可他不知道咬着一股什么劲儿,就这样,反复的,疼晕过去,又被疼醒来。
醒着,晕了,都是疼。
……
在唐肆没有力气嘶吼喊叫,只能发出微弱挣扎声音的时候。
傅惊盛和宋意说:“他活过来了,你别哭了,你去休息。”
“明天早上,你再看他。”
宋意不相信,她要进去看。
傅惊盛拦着,不准,死活都不准。
如果她看了那样一幅场面的,会比现在哭的更狠。
宋意好难受,她觉得,自己快要喘不过气,胸腔肺部都慢着疼痛。
哭的头很疼,肚子,也疼。
“姐,你现在的情绪太大了。这样子对肚子里面的孩子不好。”傅惊盛给她放话:“我实话跟你说,你不想你们两个人之间有遗憾,你就别哭了,整理你自己的情绪,我说了他没事就不会有事。”
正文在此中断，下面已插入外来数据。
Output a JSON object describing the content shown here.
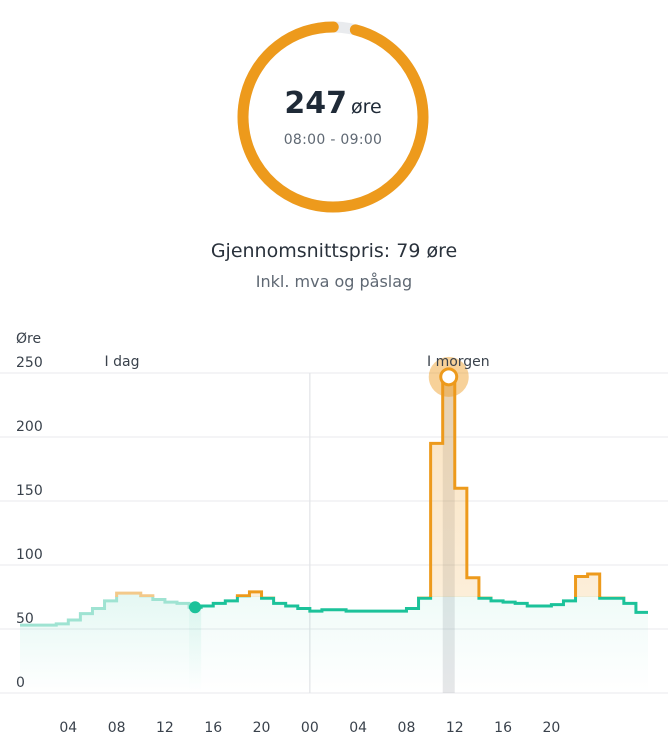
{
  "gauge": {
    "value": "247",
    "unit": "øre",
    "time_range": "08:00 - 09:00",
    "fill_fraction": 0.96,
    "color": "#ed9a1c",
    "track_color": "#e9ebee"
  },
  "average": {
    "text": "Gjennomsnittspris: 79 øre",
    "note": "Inkl. mva og påslag"
  },
  "chart_data": {
    "type": "line",
    "step": true,
    "y_unit_label": "Øre",
    "ylim": [
      0,
      250
    ],
    "yticks": [
      0,
      50,
      100,
      150,
      200,
      250
    ],
    "x_ticks": [
      "04",
      "08",
      "12",
      "16",
      "20",
      "00",
      "04",
      "08",
      "12",
      "16",
      "20"
    ],
    "day_labels": [
      "I dag",
      "I morgen"
    ],
    "grid": true,
    "high_threshold": 75,
    "colors": {
      "normal": "#1cc29a",
      "high": "#ed9a1c",
      "past": "#9fe3d2",
      "past_high": "#f3c98a"
    },
    "current_hour": 14.5,
    "highlighted_hour": "08:00 - 09:00",
    "highlighted_value": 247,
    "series": [
      {
        "values": [
          53,
          53,
          53,
          54,
          57,
          62,
          66,
          72,
          78,
          78,
          76,
          73,
          71,
          70,
          67,
          68,
          70,
          72,
          76,
          79,
          74,
          70,
          68,
          66,
          64,
          65,
          65,
          64,
          64,
          64,
          64,
          64,
          66,
          74,
          195,
          247,
          160,
          90,
          74,
          72,
          71,
          70,
          68,
          68,
          69,
          72,
          91,
          93,
          74,
          74,
          70,
          63
        ]
      }
    ]
  }
}
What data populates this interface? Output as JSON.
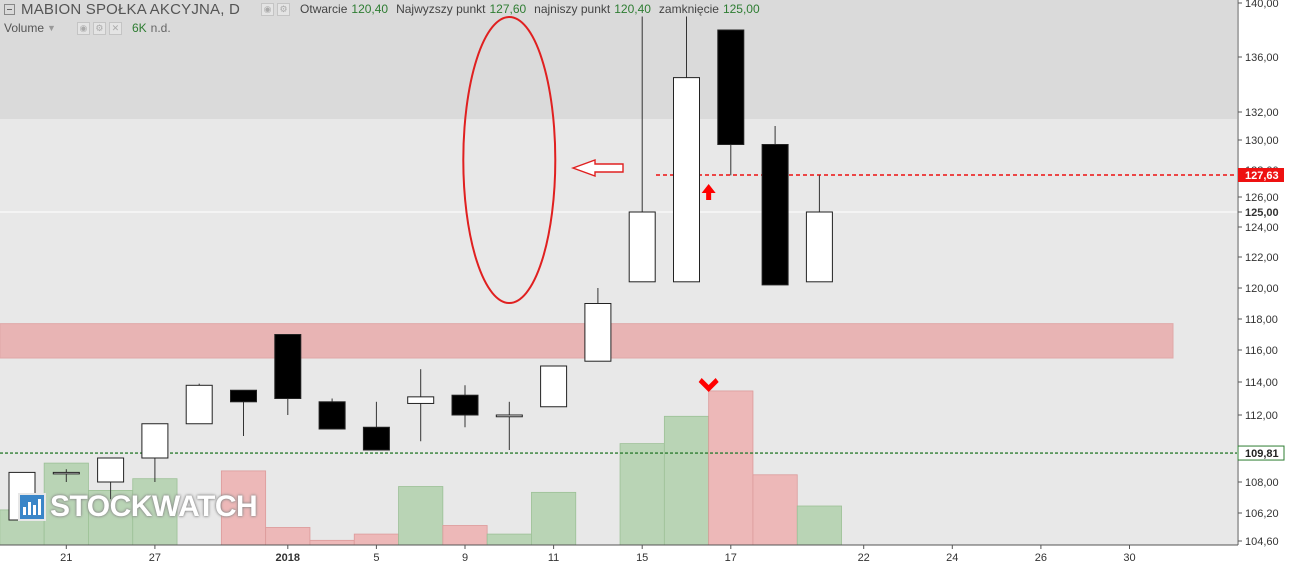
{
  "legend": {
    "symbol": "MABION SPOŁKA AKCYJNA, D",
    "open_label": "Otwarcie",
    "open_value": "120,40",
    "high_label": "Najwyzszy punkt",
    "high_value": "127,60",
    "low_label": "najniszy punkt",
    "low_value": "120,40",
    "close_label": "zamknięcie",
    "close_value": "125,00",
    "volume_label": "Volume",
    "volume_value": "6K",
    "volume_na": "n.d."
  },
  "watermark": "STOCKWATCH",
  "colors": {
    "up_body": "#ffffff",
    "down_body": "#000000",
    "vol_up": "#b9d4b5",
    "vol_down": "#edb8b8",
    "zone_red": "#e8b4b4",
    "band_gray": "#dadada",
    "plot_bg": "#e8e8e8",
    "red_line": "#ee1111",
    "green_line": "#2e7d32"
  },
  "chart_data": {
    "type": "candlestick",
    "y_ticks": [
      "140,00",
      "136,00",
      "132,00",
      "130,00",
      "128,00",
      "126,00",
      "125,00",
      "124,00",
      "122,00",
      "120,00",
      "118,00",
      "116,00",
      "114,00",
      "112,00",
      "110,00",
      "108,00",
      "106,20",
      "104,60"
    ],
    "x_ticks": [
      "21",
      "27",
      "2018",
      "5",
      "9",
      "11",
      "15",
      "17",
      "22",
      "24",
      "26",
      "30"
    ],
    "candles": [
      {
        "o": 105.8,
        "h": 108.6,
        "l": 105.8,
        "c": 108.6,
        "v": 0.9
      },
      {
        "o": 108.6,
        "h": 108.8,
        "l": 108.0,
        "c": 108.6,
        "v": 2.1
      },
      {
        "o": 108.0,
        "h": 109.5,
        "l": 107.0,
        "c": 109.5,
        "v": 1.4
      },
      {
        "o": 109.5,
        "h": 111.5,
        "l": 108.0,
        "c": 111.5,
        "v": 1.7
      },
      {
        "o": 111.5,
        "h": 113.9,
        "l": 111.5,
        "c": 113.8,
        "v": null
      },
      {
        "o": 113.5,
        "h": 113.5,
        "l": 110.8,
        "c": 112.8,
        "v": 1.9
      },
      {
        "o": 117.0,
        "h": 117.0,
        "l": 112.0,
        "c": 113.0,
        "v": 0.45
      },
      {
        "o": 112.8,
        "h": 113.0,
        "l": 111.2,
        "c": 111.2,
        "v": 0.12
      },
      {
        "o": 111.3,
        "h": 112.8,
        "l": 110.0,
        "c": 110.0,
        "v": 0.28
      },
      {
        "o": 112.7,
        "h": 114.8,
        "l": 110.5,
        "c": 113.1,
        "v": 1.5
      },
      {
        "o": 113.2,
        "h": 113.8,
        "l": 111.3,
        "c": 112.0,
        "v": 0.5
      },
      {
        "o": 111.9,
        "h": 112.8,
        "l": 110.0,
        "c": 112.0,
        "v": 0.28
      },
      {
        "o": 112.5,
        "h": 115.0,
        "l": 112.5,
        "c": 115.0,
        "v": 1.35
      },
      {
        "o": 115.3,
        "h": 120.0,
        "l": 115.3,
        "c": 119.0,
        "v": null
      },
      {
        "o": 120.4,
        "h": 139.0,
        "l": 120.4,
        "c": 125.0,
        "v": 2.6
      },
      {
        "o": 120.4,
        "h": 139.0,
        "l": 120.4,
        "c": 134.5,
        "v": 3.3
      },
      {
        "o": 138.0,
        "h": 138.0,
        "l": 127.6,
        "c": 129.7,
        "v": 3.95
      },
      {
        "o": 129.7,
        "h": 131.0,
        "l": 120.2,
        "c": 120.2,
        "v": 1.8
      },
      {
        "o": 120.4,
        "h": 127.6,
        "l": 120.4,
        "c": 125.0,
        "v": 1.0
      }
    ],
    "last_price_label": "127,63",
    "current_price_label": "125,00",
    "support_label": "109,81",
    "resistance_zone": [
      115.5,
      117.7
    ]
  }
}
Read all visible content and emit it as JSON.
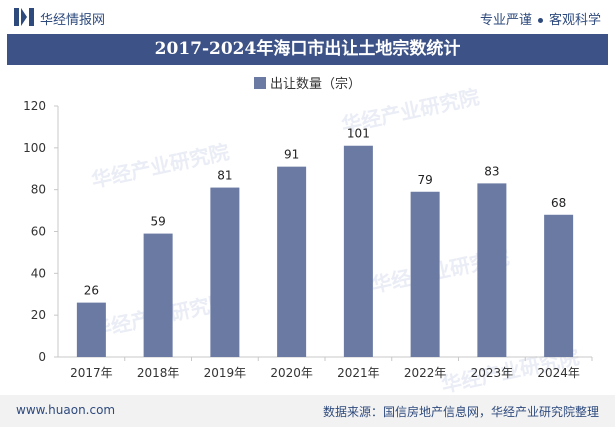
{
  "header": {
    "site_name": "华经情报网",
    "slogan_left": "专业严谨",
    "slogan_right": "客观科学"
  },
  "title": "2017-2024年海口市出让土地宗数统计",
  "legend_label": "出让数量（宗）",
  "chart_data": {
    "type": "bar",
    "title": "2017-2024年海口市出让土地宗数统计",
    "categories": [
      "2017年",
      "2018年",
      "2019年",
      "2020年",
      "2021年",
      "2022年",
      "2023年",
      "2024年"
    ],
    "series": [
      {
        "name": "出让数量（宗）",
        "values": [
          26,
          59,
          81,
          91,
          101,
          79,
          83,
          68
        ]
      }
    ],
    "ylim": [
      0,
      120
    ],
    "yticks": [
      0,
      20,
      40,
      60,
      80,
      100,
      120
    ],
    "bar_color": "#6a7aa3",
    "xlabel": "",
    "ylabel": ""
  },
  "footer": {
    "website": "www.huaon.com",
    "source": "数据来源：国信房地产信息网，华经产业研究院整理"
  },
  "colors": {
    "title_bg": "#3d5287",
    "brand_text": "#2e4a7d",
    "bar": "#6a7aa3"
  }
}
“如果你现在肚子里面这个孩子保不住,那你们将来将不会有孩子。”
宋意嗓音都哑着,狐狸眼已经哭的的通红:“什么意思?”
“他那个身体不适合要孩子。”傅惊盛:“基因不适合。”
“就算有了可能生出来也并不会健康,不会健全。”
傅惊盛:“当然我的意思不是他不能治好,它是能够根治治好的,但是有一些东西是融入了他的血液和细胞,它们在里面是不会活的,但是我没有办法给姐夫换血,我也没有办法保证,如果怀上了孩子,这个孩子会不会携带这种东西。”
“这种东西会不会在你们的孩子身上再生。”
“你也不想宝宝一生出来就承受这种痛苦,对不对?”
宋意望着傅惊盛。
脑子一片空白。
“他真的没事。”傅惊盛把宋意往研究所的楼上领:“这一件事情我没有骗你。”
傅惊盛给宋意把脉,给她弄了药,稳住胎盘。
“我也犯不着骗你,我没有开玩笑。”
“现在你肚子里的是你们唯一一个。”
宋意:“但,他体内的那个毒是很久之前就携带的,我认识他的时候就已经携带了。”
“现在肚子里的孩子,他会不会……”
傅惊盛:“有90%的机率不会。”
“虽然病毒携带在他的体内,但是并没有发作,没有发作的病毒就是死的。”
“没有发作的时候,并没有蔓延到他的骨髓和细胞。”
“不会影响到孩子。”
“如果有,那也是很小的几率。”
宋意喝了傅惊盛的药后,就觉得很困很困……
不知道什么时候就睡着了。
外面阳光明媚的照耀进屋里。
她恍惚间,好像听到男人的声音。
那么熟悉,就近在耳边。
他说:“宋意小朋友,哥哥走了,回不来了。”
“哥哥尽力了,还想再抱抱你的。”
“你要幸福。”
她缓缓睁开眼,男人站在落地窗前,站在阳光之下。
他的声音缓缓:“想哥哥的时候,看看天空,吹吹晚风,给哥哥墓前,来一束红色玫瑰。”
“天空是怀抱,风是我在抚摸你的脸颊……”
他说着,就对着她笑了。
温和,慵懒,眉眼带着痞气:“宝宝是个男孩子,我告诉他,让他长大好好保护妈妈。”